Prossegue a partida de xadrez e o cavaleiro leva xeque – mate da Morte, que o informa que ele será levado na manhã seguinte. A Morte iniciou o jogo sabendo que ninguém pode vence-la. Mesmo com táticas e estratégias do xadrez, o cavaleiro não pode vencer a morte. Todos dançam, ao final, a sua música, todos de mãos dadas. Todos sobem a colina ritmicamente fazem passos coordenados, cíclicos. Mas o silencio da abertura do sétimo é quebrado pela dança da morte, que com a sua música, assim como o Flautista de Hamelin, leva os homens a conhecer a sua mais complexa realidade: a existência humana.

Em “O eclipse” (L’eclisse) – 1962, Monica Vitti termina um casamento desgastado e já no início do filme, como numa cena de teatro ou num espetáculo de dança - onde a palavra se faz no movimento dos corpos - Antonioni dispõe os atores em ângulos que os contracenam quase de costas, eles não se encaram mais, não se confrontam, prevalece a falta da palavra, uma mudez , um silêncio em que a imagem 'fala': não lhes resta mais que um separação. As cenas de uma cidade vazia, expressam um desolamento, um vazio nas relações afetivas. Num determinado momento desse filme, uma espessa pilastra divide, em um mesmo plano, Alain Delon de um lado e Mônica Vitti de outro, para expressar um desencontro, uma alienação de sentimentos , uma incapacidade afetiva, a solidão humana na sua forma mais angustiante: a incompatibilidade e a impossibilidade da comunicação entre os indivíduos.

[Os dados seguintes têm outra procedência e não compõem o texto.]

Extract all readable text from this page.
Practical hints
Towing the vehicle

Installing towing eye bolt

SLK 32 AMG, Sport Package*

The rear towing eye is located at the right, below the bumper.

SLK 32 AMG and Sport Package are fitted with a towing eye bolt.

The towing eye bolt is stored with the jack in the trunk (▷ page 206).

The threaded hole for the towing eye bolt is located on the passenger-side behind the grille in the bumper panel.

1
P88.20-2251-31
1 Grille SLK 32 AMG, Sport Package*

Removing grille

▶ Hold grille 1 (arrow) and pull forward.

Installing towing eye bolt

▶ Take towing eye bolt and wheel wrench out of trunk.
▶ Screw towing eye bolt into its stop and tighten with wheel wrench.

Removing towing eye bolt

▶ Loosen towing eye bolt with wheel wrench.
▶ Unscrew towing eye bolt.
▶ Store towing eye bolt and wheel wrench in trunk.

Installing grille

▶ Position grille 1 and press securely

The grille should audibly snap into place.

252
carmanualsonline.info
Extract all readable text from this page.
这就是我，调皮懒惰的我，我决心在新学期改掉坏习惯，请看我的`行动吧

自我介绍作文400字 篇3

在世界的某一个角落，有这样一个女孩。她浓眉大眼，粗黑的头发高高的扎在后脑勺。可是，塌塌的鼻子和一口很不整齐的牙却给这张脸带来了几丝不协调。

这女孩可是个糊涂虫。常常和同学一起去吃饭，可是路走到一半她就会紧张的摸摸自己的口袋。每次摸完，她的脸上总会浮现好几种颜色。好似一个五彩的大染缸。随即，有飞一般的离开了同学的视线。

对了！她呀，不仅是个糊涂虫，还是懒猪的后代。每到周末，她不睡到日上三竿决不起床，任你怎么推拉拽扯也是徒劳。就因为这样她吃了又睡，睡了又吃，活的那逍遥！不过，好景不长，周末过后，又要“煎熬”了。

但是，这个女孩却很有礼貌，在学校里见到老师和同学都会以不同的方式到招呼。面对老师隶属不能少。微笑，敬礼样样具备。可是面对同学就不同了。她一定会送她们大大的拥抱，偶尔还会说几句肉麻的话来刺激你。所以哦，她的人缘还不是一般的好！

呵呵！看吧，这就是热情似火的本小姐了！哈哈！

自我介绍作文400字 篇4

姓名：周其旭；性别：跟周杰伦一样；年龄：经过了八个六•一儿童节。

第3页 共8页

O próprio título já conota uma metáfora - um eclipse - fenômeno onde dois corpos celestes - a lua e o sol- se interceptam, para depois se separarem e voltarem ao curso normal da vida. Monica Vitti tenta novamente um relacionamento, mas Delon, que faz um jovem corretor, é materialista por demais, e o silêncio da solidão a dois se instala, e o único ruído é o da bolsa de valores. Em outro momento, Antonioni coloca Mônica Vitti circulando solitariamente pelas ruas de Roma, e a cidade está vazia. Ela poderia estar sozinha em meio a uma multidão de uma cidade superpovoada, mas Antonioni a coloca num vazio, numa solidão explícita. Antonioni trabalha com a questão de como pode o ser humano está sozinho, mesmo estando rodeado por várias outras pessoas. Quais fatores os tornam solitários? A resposta seria pelo modo de como se relacionam ou como vêem a humanidade numa época fortemente formatada pelo modelo capitalista de organização social.

Nestes dois dias, o sétimo selo foi aberto e houve um eclipse. Dois grandes cineastas morreram. Após o silêncio da abertura e o termino do eclipse, resta, para a sorte da humanidade suas obras cinematográficas, que expressam os anseios humano na busca pelo conhecimento e pela sua constituição metafísica. Bergman e Antonioni retrataram, nos seus filmes, o homem frente às questões tais como a morte, Deus, Diabo, efemeridade da vida, solidão, alienação. Em suma, retrataram o homem na busca da transcendência da sua condição meramente humana, através da única forma que o homem tem para transcende-la: a Arte.